L'opposition, elle, dénonce une « mascarade » entachée de « fraudes massives ».
En ne comptant que 910 000 inscrits, l'ANE a « pris la responsabilité d'ignorer avec le plus grand mépris les 947 452 Centrafricains que la violence des groupes armés a empêché de voter », soit « 51% du corps électoral », affirmait Dologuélé qui a, à l'instar des autres candidats de l'opposition, annoncé un recours contentieux.
« Je ne donne aucun crédit à ces résultats, c'est une mascarade, une honte pour notre pays », a renchéri Ziguélé.
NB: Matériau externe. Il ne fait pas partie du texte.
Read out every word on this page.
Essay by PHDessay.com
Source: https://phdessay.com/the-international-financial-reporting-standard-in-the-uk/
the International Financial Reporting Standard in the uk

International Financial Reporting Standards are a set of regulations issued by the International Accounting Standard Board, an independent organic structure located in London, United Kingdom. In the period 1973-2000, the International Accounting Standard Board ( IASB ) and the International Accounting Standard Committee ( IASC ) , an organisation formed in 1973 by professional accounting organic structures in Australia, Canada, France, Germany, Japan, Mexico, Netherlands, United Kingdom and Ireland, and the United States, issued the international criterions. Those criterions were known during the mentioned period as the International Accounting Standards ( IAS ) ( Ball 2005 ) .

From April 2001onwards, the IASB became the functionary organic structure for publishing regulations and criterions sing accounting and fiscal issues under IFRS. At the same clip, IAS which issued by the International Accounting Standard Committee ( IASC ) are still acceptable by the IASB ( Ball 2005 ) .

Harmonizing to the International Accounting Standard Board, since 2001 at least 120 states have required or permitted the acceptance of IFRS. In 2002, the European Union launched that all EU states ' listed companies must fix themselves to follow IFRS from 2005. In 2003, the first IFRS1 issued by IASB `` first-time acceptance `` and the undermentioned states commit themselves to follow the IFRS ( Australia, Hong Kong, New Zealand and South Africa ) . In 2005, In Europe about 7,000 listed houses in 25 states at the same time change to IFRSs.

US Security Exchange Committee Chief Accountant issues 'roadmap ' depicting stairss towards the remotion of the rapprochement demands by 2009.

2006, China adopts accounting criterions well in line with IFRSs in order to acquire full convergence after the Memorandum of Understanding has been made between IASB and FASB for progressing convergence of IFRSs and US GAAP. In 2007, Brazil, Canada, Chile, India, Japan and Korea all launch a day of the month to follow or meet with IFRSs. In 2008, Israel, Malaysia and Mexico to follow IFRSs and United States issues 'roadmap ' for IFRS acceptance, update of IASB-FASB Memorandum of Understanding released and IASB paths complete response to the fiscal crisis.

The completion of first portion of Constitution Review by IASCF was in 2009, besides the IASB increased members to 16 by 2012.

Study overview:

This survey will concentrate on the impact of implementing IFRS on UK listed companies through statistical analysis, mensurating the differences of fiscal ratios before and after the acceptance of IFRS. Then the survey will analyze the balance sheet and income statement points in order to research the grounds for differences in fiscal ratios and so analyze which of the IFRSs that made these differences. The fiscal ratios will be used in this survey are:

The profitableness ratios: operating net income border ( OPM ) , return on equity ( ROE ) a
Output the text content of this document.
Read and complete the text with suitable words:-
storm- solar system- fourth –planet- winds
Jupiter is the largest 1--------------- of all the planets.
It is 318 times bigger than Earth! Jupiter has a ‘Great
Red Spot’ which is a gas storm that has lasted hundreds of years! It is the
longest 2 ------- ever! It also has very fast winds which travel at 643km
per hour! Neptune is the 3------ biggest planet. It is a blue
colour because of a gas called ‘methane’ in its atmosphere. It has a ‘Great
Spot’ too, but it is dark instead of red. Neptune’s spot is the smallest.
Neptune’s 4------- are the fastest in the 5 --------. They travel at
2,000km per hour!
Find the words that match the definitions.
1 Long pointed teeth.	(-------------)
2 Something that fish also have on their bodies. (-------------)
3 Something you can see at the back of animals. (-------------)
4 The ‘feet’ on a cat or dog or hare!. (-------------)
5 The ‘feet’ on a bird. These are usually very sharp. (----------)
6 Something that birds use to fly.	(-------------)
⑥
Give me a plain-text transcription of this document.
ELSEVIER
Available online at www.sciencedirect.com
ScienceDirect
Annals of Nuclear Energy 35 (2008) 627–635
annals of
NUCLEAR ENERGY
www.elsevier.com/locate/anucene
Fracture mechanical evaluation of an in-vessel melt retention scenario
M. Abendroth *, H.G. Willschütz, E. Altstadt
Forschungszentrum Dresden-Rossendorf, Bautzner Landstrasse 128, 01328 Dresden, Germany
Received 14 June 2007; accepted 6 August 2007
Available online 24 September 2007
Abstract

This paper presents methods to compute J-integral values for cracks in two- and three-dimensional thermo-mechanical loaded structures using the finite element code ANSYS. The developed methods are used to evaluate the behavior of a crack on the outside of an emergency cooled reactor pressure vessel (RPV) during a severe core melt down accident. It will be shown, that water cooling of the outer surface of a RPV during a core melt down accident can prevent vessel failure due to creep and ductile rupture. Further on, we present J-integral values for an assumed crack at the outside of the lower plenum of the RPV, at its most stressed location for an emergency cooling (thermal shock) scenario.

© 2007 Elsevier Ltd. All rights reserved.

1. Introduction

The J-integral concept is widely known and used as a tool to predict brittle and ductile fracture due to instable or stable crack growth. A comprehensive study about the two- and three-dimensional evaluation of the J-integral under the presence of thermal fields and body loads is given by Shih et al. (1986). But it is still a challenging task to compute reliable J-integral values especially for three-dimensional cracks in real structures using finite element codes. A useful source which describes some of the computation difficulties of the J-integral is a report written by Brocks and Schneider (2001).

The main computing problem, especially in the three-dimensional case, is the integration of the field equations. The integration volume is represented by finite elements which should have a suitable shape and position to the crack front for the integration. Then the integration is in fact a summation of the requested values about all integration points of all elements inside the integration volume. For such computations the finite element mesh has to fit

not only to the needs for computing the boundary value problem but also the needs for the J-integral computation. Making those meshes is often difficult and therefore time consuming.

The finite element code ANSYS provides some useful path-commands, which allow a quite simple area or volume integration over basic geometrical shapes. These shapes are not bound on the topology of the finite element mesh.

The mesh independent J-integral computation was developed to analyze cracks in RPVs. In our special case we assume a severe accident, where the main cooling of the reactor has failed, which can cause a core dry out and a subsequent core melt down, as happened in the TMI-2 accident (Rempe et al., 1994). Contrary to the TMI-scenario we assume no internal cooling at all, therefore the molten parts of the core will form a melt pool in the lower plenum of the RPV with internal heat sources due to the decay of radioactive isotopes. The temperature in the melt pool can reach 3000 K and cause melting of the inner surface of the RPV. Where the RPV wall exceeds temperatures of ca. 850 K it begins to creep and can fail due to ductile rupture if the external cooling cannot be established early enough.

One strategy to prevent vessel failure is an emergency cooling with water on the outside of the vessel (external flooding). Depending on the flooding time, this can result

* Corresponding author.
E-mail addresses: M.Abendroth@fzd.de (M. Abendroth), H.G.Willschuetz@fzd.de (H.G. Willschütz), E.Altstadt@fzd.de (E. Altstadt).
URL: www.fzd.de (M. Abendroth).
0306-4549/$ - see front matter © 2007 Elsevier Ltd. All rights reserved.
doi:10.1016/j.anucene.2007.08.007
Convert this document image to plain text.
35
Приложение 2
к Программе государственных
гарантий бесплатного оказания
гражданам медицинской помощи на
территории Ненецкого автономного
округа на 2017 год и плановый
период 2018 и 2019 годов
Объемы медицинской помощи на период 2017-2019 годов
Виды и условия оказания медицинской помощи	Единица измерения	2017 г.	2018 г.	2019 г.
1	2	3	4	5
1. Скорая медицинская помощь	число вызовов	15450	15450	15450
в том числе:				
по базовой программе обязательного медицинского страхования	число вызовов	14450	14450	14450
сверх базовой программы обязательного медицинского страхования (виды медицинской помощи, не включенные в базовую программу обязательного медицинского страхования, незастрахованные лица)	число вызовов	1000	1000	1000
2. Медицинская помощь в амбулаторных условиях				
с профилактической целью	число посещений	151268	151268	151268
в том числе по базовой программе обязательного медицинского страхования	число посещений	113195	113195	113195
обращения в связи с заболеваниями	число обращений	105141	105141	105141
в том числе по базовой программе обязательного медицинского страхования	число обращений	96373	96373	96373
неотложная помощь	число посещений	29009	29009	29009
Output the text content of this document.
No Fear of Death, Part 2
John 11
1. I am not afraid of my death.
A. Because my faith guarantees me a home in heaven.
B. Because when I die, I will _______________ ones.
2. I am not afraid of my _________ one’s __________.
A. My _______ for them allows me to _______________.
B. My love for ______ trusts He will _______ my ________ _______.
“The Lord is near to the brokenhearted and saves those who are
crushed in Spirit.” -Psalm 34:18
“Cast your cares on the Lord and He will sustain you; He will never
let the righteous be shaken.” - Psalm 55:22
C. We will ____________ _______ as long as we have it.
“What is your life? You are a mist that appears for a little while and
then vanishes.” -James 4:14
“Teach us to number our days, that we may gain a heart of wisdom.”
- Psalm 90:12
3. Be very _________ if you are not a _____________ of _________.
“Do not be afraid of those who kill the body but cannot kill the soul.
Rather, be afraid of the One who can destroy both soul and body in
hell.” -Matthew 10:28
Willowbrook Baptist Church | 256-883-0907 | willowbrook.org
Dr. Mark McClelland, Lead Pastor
« Cette élection est un pas de géant en arrière par rapport à celle de 2016 », estime Thierry Vircoulon, spécialiste de l'Afrique centrale à l'Institut français des relations internationales (Ifri). « Avec un taux de participation réel de 30% », « une fraude par le recours à des dérogations et des missions d'observation électorale internationales parties avant l'annonce des résultats », ce scrutin est « tout sauf crédible », assène-t-il.
L'Union africaine (UA), l'Union européenne (UE), l'ONU et la Communauté économique des Etats de l'Afrique centrale (CEEAC), qui ont investi des millions de dollars dans l'organisation du scrutin, ont loué « la détermination des Centrafricains à exercer leur droit de vote, malgré les nombreux obstacles » dans une déclaration conjointe « prenant note des résultats provisoires ».
La Russie, puissant soutien de Touadéra depuis plus de deux ans, s'est également réjouie de « la tenue réussie des élections ».
L'ANE a commencé mardi à égrener les résultats des législatives mais dans 82 circonscriptions où le vote a pu avoir lieu sur 140. 21 candidats ont été élus dès le premier tour, dont six du parti de Touadéra, tous les autres qualifiés se donnant rendez-vous pour le second, prévu le 14 février.
Offensive rebelle
Ces élections se sont déroulées dans un pays où une guerre civile, initiée en 2013 et très meurtrière jusqu'en 2018 avant de baisser en intensité, a été ravivée depuis près de trois semaines par l'annonce d'une offensive rebelle pour empêcher le scrutin.
Le 19 décembre, une coalition des principaux groupes armés qui se partagent déjà deux tiers du pays avait ainsi juré de « prendre le contrôle de tout le territoire ». Touadéra avait immédiatement dénoncé une « tentative de coup d'Etat » sous les ordres de François Bozizé, le président renversé en 2013 et dont la candidature avait été invalidée par la Cour constitutionnelle.
Bozizé est recherché et visé par une enquête judiciaire notamment pour « rébellions ».
Depuis l'annonce de l'offensive, les groupes armés n'ont quasiment pas gagné de terrain, selon la Mission de l'ONU en Centrafrique (Minusca) et le gouvernement. Ils font face au déploiement de l'armée mais surtout de plus de 12 000 Casques bleus et de centaines de renforts bien équipés, principalement des paramilitaires russes et soldats d'élite rwandais dépêchés rapidement par Moscou et Kigali.
Les groupes armés ont, ça et là, attaqué et pris - le plus souvent brièvement - des villes enclavées dans les territoires qu'ils occupent, mais essentiellement à des centaines de km de Bangui.